In this study, an acoustic-based intelligent system was developed for classifying of sangi and kaghazi genotypes of Iranian Walnuts. To develop the ANN models a total of 4000 Walnut sound signals, 2000 samples for each genotypes, were recorded. The nuts were randomly selected, slide down a chute, inclined 30 above the horizontal, on which nuts slide down to impact a steel plate and their acoustic signals were recorded from the impact. The resulting acoustic signals, processed and potential features were extracted from the analysis of sound signals in both time and frequency domains. The method is based on feature generation by Fast Fourier Transform (FFT), feature reduction by PCA and classification by Multilayer Feedforward Neural Network. Features such as amplitude, phase and power spectrum of sound signals are computed via a 1024-point FFT. By using PCA more than 98% reduction in the dimension of feature vector is achieved.
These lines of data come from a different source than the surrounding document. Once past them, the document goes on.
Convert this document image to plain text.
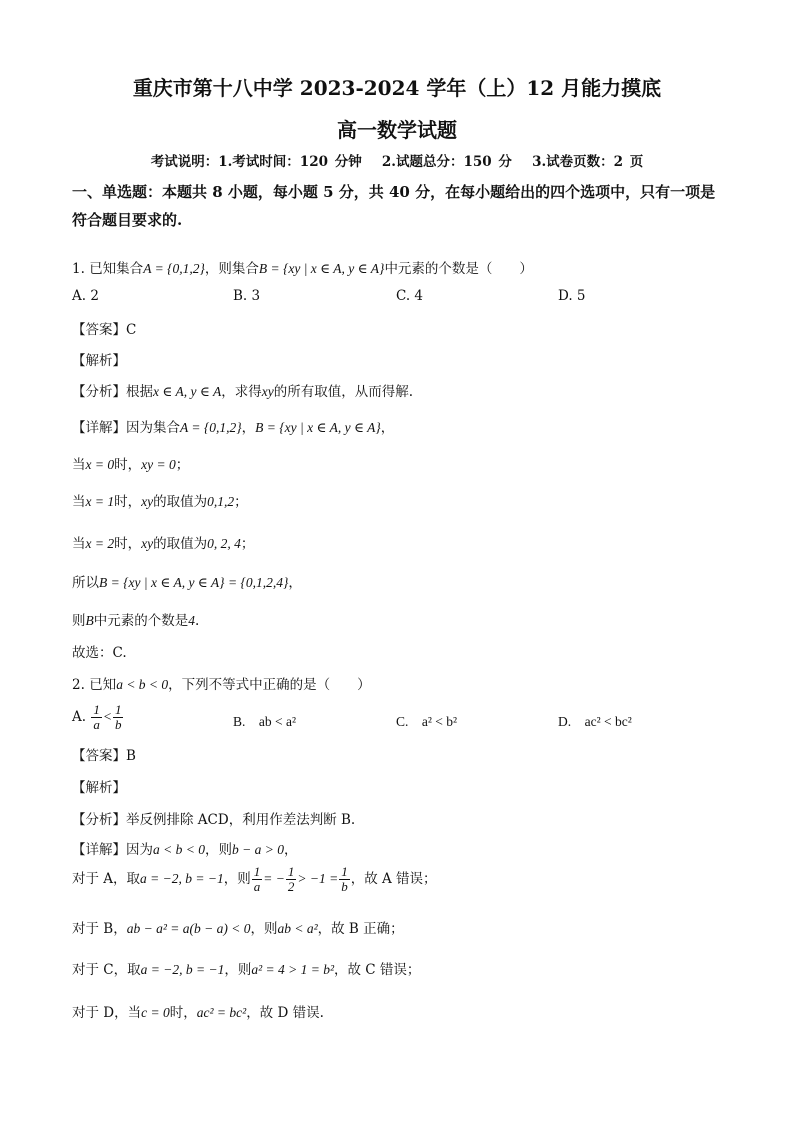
重庆市第十八中学 2023-2024 学年（上）12 月能力摸底
高一数学试题
考试说明：1.考试时间：120 分钟　 2.试题总分：150 分　 3.试卷页数：2 页
一、单选题：本题共 8 小题，每小题 5 分，共 40 分，在每小题给出的四个选项中，只有一项是符合题目要求的.
1. 已知集合A = {0,1,2}，则集合B = {xy | x ∈ A, y ∈ A}中元素的个数是（　　）
A. 2	B. 3	C. 4	D. 5
【答案】C
【解析】
【分析】根据x ∈ A, y ∈ A，求得xy的所有取值，从而得解.
【详解】因为集合A = {0,1,2}，B = {xy | x ∈ A, y ∈ A}，
当x = 0时，xy = 0；
当x = 1时，xy的取值为0,1,2；
当x = 2时，xy的取值为0, 2, 4；
所以B = {xy | x ∈ A, y ∈ A} = {0,1,2,4}，
则B中元素的个数是4.
故选：C.
2. 已知a < b < 0，下列不等式中正确的是（　　）
A. $\frac{1}{a} < \frac{1}{b}$	B.　ab < a²	C.　a² < b²	D.　ac² < bc²
【答案】B
【解析】
【分析】举反例排除 ACD，利用作差法判断 B.
【详解】因为a < b < 0，则b − a > 0，
对于 A，取a = −2, b = −1，则 $\frac{1}{a}$ = − $\frac{1}{2} > -1 = \frac{1}{b}$ ，故 A 错误；
对于 B，ab − a² = a(b − a) < 0，则ab < a²，故 B 正确；
对于 C，取a = −2, b = −1，则a² = 4 > 1 = b²，故 C 错误；
对于 D，当c = 0时，ac² = bc²，故 D 错误.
In developing the ANN models, several ANN architectures, each having different numbers of neurons in hidden layer, were evaluated. The optimal model was selected after several evaluations based on minimizing the mean square error (MSE), correct detection rate (CDR) and correlation coefficient (r). Selected ANN for classification was of 47-18-2 configuration. CDR of the proposed ANN model for two walnut genotypes, Sangi and Kaghazi were 99.64 and 96.56 respectively. MSE of the system was found to be 0.0185.